Reproducible Benchmark Demo

This demo creates a tiny synthetic pair-classification dataset, adapts it through the dataset manifest workflow, scores it with an offline lexical baseline, and writes auditable outputs.

It is a workflow example, not a benchmark claim. Real datasets are not bundled with Matheel, and users should provide or download datasets according to each source's terms.

Run the Demo

From the repository root:

python examples/evaluation/reproducible_benchmark_demo.py \
  --output-dir benchmark_outputs/synthetic_pair_benchmark \
  --overwrite

The command writes:

benchmark_outputs/synthetic_pair_benchmark/
  raw/pairs.csv
  dataset_manifest.json
  benchmark_config.json
  dataset/
  results/
    scored_pairs.csv
    pair_metrics.json
    resample_metrics.csv
    resample_summary.csv
    reproducibility.json

The generated files capture:

synthetic raw inputs and the normalized Matheel dataset
source, adapter, and destination choices in dataset_manifest.json
threshold, feature weights, preprocessing, language, and resampling seed in benchmark_config.json
scored rows and aggregate pair-classification metrics
fold-level metrics and interval summaries
package versions, Python metadata, platform metadata, source fingerprint, and run metadata

CLI Equivalent

After generating the synthetic inputs, you can rerun the scoring step through the CLI:

matheel evaluate-pairs \
  --manifest benchmark_outputs/synthetic_pair_benchmark/dataset_manifest.json \
  --feature-weight levenshtein=1.0 \
  --preprocess-mode basic \
  --code-language python \
  --threshold 0.65 \
  --scores-out benchmark_outputs/synthetic_pair_benchmark/results/scored_pairs_cli.csv \
  --metrics-out benchmark_outputs/synthetic_pair_benchmark/results/pair_metrics_cli.json \
  --reproducibility-out benchmark_outputs/synthetic_pair_benchmark/results/reproducibility_cli.json

The example uses levenshtein=1.0, so it runs offline and does not download embedding models.

Adapt the Workflow

For a custom pair dataset:

Replace raw/pairs.csv with your own table.
Update dataset_manifest.json so adapter_options point to your column names.
Keep benchmark_config.json with the run settings you want to audit.
Keep a fixed resampling seed while comparing configurations.
Store generated outputs outside source control unless the files are deliberately tiny examples.

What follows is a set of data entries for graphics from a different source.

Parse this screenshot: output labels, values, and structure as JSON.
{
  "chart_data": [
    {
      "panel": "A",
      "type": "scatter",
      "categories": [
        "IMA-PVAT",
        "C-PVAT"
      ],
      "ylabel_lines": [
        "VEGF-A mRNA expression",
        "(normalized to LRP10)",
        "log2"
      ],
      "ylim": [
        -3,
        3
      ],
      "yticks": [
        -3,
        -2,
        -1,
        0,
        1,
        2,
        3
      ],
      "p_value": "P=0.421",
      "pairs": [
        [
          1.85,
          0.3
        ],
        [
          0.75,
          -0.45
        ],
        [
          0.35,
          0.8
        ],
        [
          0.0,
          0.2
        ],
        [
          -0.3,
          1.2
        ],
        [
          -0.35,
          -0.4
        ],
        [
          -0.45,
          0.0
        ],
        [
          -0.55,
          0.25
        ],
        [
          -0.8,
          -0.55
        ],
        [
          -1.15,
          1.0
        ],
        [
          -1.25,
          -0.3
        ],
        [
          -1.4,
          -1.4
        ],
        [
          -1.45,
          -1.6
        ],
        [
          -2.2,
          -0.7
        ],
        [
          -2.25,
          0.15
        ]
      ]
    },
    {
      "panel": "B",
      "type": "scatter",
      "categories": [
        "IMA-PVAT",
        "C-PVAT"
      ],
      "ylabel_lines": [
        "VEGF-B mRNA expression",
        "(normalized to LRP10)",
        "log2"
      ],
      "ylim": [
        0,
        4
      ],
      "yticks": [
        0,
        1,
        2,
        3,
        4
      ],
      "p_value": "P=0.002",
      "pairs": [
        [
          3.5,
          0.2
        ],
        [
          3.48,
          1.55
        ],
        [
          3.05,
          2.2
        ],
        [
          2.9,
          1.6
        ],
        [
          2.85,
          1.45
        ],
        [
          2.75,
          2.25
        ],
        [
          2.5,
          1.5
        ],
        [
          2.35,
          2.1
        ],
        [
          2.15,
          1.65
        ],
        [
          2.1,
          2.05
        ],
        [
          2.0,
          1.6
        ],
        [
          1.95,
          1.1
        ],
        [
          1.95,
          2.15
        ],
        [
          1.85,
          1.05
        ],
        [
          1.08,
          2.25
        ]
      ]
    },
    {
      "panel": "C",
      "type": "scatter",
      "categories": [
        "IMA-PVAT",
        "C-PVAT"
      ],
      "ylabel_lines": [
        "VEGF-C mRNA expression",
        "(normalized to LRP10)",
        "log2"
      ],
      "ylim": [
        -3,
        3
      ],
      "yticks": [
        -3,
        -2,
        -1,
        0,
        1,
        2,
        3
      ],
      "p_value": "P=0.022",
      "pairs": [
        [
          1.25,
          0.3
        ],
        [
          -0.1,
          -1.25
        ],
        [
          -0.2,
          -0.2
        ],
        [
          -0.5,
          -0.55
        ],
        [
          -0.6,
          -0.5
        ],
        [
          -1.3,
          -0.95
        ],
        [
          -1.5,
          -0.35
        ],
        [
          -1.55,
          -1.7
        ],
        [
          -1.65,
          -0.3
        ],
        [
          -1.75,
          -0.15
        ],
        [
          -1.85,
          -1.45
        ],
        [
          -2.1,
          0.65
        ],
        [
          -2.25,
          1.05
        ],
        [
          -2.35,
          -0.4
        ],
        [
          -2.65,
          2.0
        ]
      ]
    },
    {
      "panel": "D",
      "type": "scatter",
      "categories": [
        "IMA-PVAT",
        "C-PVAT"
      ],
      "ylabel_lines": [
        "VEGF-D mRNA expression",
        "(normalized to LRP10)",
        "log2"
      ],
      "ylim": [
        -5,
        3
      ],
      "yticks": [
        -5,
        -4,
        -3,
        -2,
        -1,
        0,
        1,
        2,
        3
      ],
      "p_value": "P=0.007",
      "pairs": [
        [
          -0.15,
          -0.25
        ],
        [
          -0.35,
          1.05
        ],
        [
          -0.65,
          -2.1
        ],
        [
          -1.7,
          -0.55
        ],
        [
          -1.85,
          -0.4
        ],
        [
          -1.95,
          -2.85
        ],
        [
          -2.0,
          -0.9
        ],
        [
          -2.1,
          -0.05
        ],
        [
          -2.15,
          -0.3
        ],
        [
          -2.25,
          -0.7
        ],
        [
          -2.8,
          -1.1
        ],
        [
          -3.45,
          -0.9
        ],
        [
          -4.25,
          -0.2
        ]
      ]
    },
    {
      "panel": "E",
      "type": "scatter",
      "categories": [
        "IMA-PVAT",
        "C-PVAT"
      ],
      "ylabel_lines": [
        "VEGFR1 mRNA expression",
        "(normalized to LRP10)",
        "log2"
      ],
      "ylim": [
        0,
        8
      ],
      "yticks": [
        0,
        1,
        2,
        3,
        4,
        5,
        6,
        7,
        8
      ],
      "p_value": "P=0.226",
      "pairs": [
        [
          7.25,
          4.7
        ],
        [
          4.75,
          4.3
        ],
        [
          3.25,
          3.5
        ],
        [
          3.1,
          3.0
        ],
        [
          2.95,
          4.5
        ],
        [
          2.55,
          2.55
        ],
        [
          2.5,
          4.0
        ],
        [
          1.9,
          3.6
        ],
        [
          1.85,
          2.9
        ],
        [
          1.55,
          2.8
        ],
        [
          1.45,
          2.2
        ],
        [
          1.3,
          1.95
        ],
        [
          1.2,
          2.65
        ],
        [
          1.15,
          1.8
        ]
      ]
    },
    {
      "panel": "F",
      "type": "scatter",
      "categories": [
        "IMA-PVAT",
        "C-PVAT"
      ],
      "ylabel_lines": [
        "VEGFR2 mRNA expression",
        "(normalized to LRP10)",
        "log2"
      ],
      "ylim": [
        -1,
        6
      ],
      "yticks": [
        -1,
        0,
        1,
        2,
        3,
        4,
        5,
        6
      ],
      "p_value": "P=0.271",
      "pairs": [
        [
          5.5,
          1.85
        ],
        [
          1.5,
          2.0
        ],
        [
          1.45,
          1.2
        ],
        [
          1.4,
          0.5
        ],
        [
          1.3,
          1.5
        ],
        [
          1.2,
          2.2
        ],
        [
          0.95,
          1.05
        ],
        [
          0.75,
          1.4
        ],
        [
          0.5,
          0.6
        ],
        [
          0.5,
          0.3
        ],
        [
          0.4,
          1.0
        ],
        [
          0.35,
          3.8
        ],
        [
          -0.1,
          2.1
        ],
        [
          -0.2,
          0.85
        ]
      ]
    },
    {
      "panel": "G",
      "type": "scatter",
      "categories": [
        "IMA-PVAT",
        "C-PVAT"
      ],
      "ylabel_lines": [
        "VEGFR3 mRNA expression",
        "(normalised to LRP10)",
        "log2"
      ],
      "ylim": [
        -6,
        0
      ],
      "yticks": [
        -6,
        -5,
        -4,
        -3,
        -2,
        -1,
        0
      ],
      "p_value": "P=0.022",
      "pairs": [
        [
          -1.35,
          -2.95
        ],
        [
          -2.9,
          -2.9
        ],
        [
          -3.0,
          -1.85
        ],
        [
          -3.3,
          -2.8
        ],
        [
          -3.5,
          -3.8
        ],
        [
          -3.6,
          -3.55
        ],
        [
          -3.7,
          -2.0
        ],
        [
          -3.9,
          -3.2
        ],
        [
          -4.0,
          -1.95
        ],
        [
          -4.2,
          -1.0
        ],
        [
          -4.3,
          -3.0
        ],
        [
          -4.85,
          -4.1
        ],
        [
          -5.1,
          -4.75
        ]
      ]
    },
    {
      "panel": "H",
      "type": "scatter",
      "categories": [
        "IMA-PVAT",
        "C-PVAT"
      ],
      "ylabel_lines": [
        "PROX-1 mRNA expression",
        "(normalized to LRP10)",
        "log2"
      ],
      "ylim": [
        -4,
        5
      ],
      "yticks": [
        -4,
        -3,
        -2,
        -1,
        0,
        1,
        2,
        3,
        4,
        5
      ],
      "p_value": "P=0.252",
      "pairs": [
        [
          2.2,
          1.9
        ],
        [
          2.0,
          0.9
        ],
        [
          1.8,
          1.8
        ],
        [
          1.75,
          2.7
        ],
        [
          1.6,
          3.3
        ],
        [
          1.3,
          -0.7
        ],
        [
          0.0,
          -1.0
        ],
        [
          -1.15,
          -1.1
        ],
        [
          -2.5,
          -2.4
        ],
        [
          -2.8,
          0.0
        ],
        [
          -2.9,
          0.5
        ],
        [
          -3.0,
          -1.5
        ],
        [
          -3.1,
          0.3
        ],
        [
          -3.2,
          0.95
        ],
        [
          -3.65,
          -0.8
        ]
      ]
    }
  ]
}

For retrieval datasets, use auto_retrieval_tabular and the ranking metrics described in Datasets and evaluation.

Reproducibility Checklist

Record the Matheel version and optional backend package versions.
Record the dataset source, adapter, and normalized source fingerprint.
Record scorer settings, preprocessing, language, threshold, and feature weights.
Record split method, number of folds or rounds, confidence level, and random seed.
Keep scored rows alongside summary metrics so threshold decisions can be audited.